Artificial intelligence and machine learning are huge topics at the moment. So, when I saw the title of this talk at Codemotion Amsterdam 2019 I was intrigued. The talk was given by three developers from ING, who build components for the rest of the business. Read on to find out how they managed to create a solution that can efficiently serve ML models across multiple teams.
Effi Bennekers, Pierre Venter and Marcin Pakulnicki work as developers in ING’s Omnichannel and DevOps teams, providing tools and services for other teams to use. Many teams at ING now use machine learning (ML) models. But generally, the teams have worked in isolation from each other. Each team researches ML, locates a suitable model from an external source, trains it with their data and then uses it. But this is a bad idea because teams keep reinventing the wheel. So the challenge was to create a system that allowed teams to share their trained models.
Autonomy equals anarchy?
At ING, development teams have a lot of autonomy. This means they are free to choose what technology to use and to find their own solutions to problems. Over recent years, a trend has developed. Teams identify a problem that can be solved by machine learning. They do some research and choose a well-known ML library. They then source their own data and train a model. This model is then pushed to their repo and packaged into the source code.
So, what’s the problem, you might ask? Well firstly, ING teams have high churn. So, the next time the team sees an identical problem they go through the whole process again from scratch. Secondly, because models are being baked into production code, they can’t be updated when the data changes. Thirdly, there is little or no knowledge transfer between teams. This leads to wasted effort. Finally, all too often the models end up getting lost and have to be recreated from scratch.
Scaling is sensible
The solution was to build a system that can serve multiple models from a central repository. These models can be version-controlled and can be reused by multiple teams. The models should be accessible via APIs as shown below.
Automatic classification of feedback
As an illustration, the speakers showed how to improve the process for classifying user feedback. This user feedback comes from multiple sources such as reviews, Twitter, direct communications, etc. It needs to be properly categorised so that the appropriate team can action it. The old-fashioned approach involved employing people to classify all the feedback. Feedback was captured in a spreadsheet and then manually assigned to one of 52 very specific categories. Needless to say, that process was not very quick and gave rise to an internal saying “Banking in the rearview mirror”.
The aim was to create a system that was able to classify the feedback much faster. In turn, this would allow the relevant team to identify the problem and code a new feature for production. The solution was clearly to develop a machine learning system that can do this classification automatically. But this service has to be available to every team across the company. So, they came up with “The Voice”. This is a web app that can be used to classify any feedback by clustering and labelling it.
The Voice is effectively classifying user feedback using ML as a service.

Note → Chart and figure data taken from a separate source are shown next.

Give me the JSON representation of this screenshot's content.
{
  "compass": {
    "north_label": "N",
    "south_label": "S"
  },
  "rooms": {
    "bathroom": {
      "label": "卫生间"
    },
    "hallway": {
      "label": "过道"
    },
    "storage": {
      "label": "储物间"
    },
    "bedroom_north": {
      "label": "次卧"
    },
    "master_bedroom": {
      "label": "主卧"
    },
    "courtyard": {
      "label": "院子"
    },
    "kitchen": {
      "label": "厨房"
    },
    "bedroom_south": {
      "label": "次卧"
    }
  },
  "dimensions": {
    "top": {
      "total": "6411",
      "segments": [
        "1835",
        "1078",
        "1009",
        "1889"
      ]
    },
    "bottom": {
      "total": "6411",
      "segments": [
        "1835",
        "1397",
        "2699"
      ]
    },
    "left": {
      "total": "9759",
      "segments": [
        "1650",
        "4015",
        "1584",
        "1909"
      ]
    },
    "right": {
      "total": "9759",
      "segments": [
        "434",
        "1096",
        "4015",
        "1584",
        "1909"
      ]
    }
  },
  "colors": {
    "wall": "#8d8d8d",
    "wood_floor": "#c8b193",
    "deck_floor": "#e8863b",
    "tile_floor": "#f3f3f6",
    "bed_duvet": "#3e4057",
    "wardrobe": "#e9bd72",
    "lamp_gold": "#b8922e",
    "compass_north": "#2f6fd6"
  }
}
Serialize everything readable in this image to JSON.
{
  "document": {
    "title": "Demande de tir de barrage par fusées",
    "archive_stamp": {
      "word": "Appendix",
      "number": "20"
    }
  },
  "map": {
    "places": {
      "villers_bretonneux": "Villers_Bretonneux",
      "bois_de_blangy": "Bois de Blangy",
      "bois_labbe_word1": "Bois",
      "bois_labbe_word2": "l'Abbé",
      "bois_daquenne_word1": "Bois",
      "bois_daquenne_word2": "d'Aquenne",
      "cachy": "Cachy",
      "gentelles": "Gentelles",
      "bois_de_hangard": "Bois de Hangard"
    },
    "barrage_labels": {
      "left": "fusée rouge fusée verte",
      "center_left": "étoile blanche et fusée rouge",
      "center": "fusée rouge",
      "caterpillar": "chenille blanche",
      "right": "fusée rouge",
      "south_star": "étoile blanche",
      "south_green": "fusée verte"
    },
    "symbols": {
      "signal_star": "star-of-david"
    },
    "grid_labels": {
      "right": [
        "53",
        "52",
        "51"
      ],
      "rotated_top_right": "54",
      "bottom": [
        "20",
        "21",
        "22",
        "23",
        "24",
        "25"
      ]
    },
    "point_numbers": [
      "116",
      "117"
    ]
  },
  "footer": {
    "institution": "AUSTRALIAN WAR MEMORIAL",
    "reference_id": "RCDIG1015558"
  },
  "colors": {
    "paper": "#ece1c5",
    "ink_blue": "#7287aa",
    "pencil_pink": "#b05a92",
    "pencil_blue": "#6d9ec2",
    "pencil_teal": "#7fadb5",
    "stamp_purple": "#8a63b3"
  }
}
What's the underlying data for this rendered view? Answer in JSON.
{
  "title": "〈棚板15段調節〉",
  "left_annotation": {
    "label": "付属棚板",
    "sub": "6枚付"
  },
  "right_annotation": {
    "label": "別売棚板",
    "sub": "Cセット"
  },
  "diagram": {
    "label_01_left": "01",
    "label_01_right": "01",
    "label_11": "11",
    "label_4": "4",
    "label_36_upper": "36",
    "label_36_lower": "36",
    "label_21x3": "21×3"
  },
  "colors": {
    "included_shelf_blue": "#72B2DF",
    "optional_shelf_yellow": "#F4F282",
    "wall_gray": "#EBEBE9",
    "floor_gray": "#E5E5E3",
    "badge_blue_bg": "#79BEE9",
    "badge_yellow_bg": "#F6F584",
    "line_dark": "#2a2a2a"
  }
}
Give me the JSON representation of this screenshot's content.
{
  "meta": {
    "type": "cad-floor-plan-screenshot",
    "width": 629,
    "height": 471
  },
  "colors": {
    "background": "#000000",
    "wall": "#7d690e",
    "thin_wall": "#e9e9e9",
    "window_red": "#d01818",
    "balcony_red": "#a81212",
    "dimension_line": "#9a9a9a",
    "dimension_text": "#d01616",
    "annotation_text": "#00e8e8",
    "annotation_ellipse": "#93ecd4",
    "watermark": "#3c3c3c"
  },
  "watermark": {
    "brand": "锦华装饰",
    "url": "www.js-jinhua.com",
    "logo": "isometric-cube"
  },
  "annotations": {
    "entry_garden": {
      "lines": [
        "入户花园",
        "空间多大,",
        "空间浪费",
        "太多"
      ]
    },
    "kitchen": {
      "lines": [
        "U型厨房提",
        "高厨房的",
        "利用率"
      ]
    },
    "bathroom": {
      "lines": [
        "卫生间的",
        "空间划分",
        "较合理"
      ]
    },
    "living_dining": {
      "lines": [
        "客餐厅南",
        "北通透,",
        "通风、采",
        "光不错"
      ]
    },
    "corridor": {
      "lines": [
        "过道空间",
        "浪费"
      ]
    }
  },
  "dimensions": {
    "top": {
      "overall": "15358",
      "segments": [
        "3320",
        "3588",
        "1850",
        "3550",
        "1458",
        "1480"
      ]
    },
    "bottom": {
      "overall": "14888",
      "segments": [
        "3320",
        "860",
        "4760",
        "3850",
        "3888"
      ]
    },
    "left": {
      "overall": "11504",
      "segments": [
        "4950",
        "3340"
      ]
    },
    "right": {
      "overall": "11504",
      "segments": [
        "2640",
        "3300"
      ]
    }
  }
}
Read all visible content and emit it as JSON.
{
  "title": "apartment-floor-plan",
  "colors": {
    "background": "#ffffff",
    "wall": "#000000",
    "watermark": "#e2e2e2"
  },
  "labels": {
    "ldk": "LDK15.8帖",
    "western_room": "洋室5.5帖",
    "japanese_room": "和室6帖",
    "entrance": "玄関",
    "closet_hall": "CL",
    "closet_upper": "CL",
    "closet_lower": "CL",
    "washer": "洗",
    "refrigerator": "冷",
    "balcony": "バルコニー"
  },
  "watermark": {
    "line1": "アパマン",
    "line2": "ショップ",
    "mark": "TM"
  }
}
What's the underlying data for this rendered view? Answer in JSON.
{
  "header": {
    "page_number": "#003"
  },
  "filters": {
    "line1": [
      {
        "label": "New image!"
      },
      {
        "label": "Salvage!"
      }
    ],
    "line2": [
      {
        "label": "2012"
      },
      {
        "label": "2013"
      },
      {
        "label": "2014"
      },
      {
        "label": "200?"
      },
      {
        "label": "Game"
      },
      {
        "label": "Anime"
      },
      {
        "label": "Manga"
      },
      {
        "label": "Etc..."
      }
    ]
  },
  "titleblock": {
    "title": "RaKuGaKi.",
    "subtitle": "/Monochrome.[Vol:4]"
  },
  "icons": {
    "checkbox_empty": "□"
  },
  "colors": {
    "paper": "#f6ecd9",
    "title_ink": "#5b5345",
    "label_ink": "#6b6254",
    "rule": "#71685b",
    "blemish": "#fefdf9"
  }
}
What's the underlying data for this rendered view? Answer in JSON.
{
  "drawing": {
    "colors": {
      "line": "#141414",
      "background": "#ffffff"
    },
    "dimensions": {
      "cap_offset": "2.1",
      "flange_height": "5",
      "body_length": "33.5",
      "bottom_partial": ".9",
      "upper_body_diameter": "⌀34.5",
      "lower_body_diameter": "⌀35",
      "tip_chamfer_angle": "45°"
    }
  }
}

It receives input from users of the app. It then performs an ML/rules-based analysis. Then the feedback is immediately passed to the responsible team.
Data labelling and model training
As with all categorisation problems in ML, there are two distinct stages. Firstly, you need to label the data. Then you need to classify it.
The team knew they had unlabelled data to start with, but because they knew the number of categories they could easily use KMeans clustering to label the data. Having labelled the data, they could then classify it. Because of the relatively low sample count they used the SDG classifier. They then demonstrated how they can use this model for live feedback.
Containerising ML models
The next challenge is how to package a model like this so that it can be served via a suitable platform. Importantly, the actual training of the model is out of scope. The answer is to use Docker to containerise the models. They also needed to be able to serve multiple versions of the same model (e.g. for A/B testing). This needed them to use GRPC for routing. The initial version of the architecture used a combination of Docker, zookeeper, Kafka and a custom-built ML platform app.
The initial architecture worked well. But because ING is a bank there are regulatory compliance issues that need to be addressed. They also had to be able to scale and prevent this system from being a single source of failure. The solution to that was to containerise the whole system, packaging just the relevant models into each container. The resulting architecture is shown below.
The final set of challenges were around how to make the system handle data frames (the data abstraction used by most ML libraries) and how to streamline the build/release platform. The resulting solution uses GitLab Runner to coordinate things. The resulting pipeline has three phases:
Conclusions
Building a system that is capable of serving ML models in a scalable manner is hard. Doing so in a tightly regulated industry like banking is even harder. But the benefits are clear. The end result is a system that can serve multiple ML models and versions scalably, securely and efficiently. By containerising the models within a parent container, the team created a system that is robust, easy to deploy and doesn’t suffer from the curse of centralisation.